Business Model


blindmixer works similar to a gift card provider. Instead of gift cards, blindmixer provides you with coins, which you can trade for bitcoin. However, instead of taking a fee when conversing, as most gift card providers do, blindmixer will over time slowly decay the value of unclaimed giftcards. Every 4 weeks all outstanding giftcards will have their value reduced by 0.01 (1%) with respect to their original value. There is a 1 month grace period before any decay is applied so that you will always have at least 4 weeks to spend your funds without any additional fees. This allows us to run all of our services at cost, which provides clients with the lowest possible fees.
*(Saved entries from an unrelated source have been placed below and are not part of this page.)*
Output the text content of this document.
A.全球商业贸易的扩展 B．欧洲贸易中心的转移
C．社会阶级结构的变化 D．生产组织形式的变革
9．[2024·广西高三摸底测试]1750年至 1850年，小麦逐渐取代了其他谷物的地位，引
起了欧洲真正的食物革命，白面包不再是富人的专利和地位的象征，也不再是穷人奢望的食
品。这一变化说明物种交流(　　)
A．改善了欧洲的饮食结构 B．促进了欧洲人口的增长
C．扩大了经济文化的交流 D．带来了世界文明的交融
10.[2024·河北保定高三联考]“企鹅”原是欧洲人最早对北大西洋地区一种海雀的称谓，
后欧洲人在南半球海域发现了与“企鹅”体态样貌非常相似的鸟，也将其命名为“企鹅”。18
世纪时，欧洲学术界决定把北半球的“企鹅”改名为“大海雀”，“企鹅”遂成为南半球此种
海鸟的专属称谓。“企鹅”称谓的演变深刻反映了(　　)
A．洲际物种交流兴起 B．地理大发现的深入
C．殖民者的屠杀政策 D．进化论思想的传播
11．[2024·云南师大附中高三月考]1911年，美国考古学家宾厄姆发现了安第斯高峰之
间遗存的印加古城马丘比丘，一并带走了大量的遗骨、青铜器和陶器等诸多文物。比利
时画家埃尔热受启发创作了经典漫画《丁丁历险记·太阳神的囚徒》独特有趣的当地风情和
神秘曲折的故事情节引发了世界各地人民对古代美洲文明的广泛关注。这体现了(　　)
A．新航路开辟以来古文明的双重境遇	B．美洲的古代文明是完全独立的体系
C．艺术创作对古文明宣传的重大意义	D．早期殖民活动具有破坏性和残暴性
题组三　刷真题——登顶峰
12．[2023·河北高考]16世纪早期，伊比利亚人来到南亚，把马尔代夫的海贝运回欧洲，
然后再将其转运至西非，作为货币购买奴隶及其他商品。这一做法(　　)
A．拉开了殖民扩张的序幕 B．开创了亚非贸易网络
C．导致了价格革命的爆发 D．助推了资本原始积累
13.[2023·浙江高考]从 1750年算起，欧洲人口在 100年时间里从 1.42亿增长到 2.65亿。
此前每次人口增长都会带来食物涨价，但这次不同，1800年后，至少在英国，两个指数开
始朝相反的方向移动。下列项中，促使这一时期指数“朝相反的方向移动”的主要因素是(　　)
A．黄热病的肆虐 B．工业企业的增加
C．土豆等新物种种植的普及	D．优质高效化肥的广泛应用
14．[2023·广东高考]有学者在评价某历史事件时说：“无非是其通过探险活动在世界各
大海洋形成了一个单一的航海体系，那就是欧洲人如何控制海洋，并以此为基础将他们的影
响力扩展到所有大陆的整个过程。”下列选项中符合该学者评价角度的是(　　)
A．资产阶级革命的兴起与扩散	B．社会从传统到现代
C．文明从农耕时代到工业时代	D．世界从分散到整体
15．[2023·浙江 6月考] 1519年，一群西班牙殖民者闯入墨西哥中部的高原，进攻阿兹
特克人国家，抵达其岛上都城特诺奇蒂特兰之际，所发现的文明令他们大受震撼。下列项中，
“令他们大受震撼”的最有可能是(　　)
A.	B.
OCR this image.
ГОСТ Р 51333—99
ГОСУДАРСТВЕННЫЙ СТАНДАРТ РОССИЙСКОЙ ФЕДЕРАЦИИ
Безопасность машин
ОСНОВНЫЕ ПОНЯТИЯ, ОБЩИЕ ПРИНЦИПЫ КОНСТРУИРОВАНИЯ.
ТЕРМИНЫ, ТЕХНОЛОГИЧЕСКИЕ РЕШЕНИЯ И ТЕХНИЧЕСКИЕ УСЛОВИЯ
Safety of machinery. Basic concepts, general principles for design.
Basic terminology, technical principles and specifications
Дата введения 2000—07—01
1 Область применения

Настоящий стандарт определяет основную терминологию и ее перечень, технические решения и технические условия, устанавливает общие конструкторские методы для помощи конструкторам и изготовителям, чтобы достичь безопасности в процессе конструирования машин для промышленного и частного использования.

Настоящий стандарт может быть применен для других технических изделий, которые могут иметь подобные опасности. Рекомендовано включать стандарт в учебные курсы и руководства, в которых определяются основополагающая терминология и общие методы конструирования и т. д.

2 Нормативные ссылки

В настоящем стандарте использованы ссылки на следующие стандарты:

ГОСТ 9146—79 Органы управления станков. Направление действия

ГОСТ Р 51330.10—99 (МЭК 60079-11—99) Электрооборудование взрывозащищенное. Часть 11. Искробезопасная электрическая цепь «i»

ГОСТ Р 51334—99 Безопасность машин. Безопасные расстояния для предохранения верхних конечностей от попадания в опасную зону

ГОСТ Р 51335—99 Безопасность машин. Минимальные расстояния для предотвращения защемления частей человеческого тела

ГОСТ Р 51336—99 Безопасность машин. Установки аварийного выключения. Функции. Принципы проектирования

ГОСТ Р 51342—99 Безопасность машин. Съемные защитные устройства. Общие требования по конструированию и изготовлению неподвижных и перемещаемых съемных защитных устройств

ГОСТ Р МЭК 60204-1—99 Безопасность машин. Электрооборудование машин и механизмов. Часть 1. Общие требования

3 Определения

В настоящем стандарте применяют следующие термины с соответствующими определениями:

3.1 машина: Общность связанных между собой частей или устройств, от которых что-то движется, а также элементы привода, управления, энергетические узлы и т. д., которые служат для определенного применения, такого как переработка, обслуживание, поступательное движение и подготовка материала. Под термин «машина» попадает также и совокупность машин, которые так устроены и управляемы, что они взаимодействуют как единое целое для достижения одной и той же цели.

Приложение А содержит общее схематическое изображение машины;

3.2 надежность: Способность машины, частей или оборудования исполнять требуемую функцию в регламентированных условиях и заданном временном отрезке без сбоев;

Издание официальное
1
There are a number of reasons why you would want to decay older coins. The most significant one is already addressed above: over time, through entropy, people will lose access to their blindmixer wallet, forget about it, or have other reasons that prohibit them from accessing their coins again. Given enough time, this could accumulate to relatively large sums of money.

Advantages of this model#

Considering the fact that blindmixer does not rely on fees from outgoing transactions or hookins to make a profit, we can offer extremely competitive fee rates, better than any exchange could conceivably do. Not only is this advantageous for the client: (e, you!), but this allows blindmixer, despite the fact that it consists of centralized entities, to be enourmously superior to other (decentralized) wallets in a vast number of aspects.

Exit Scamming#

However, most importantly, scheduled decays mitigate the most significant business model: Running off exit scamming, for lack of a better term with users' funds after establishing a decent amount of trust. Were we not to regularly decay old giftcards and collect these so-called "dead funds", this would become extremely lucrative as it is a given that over time the custodian will build up a lot of these types of funds.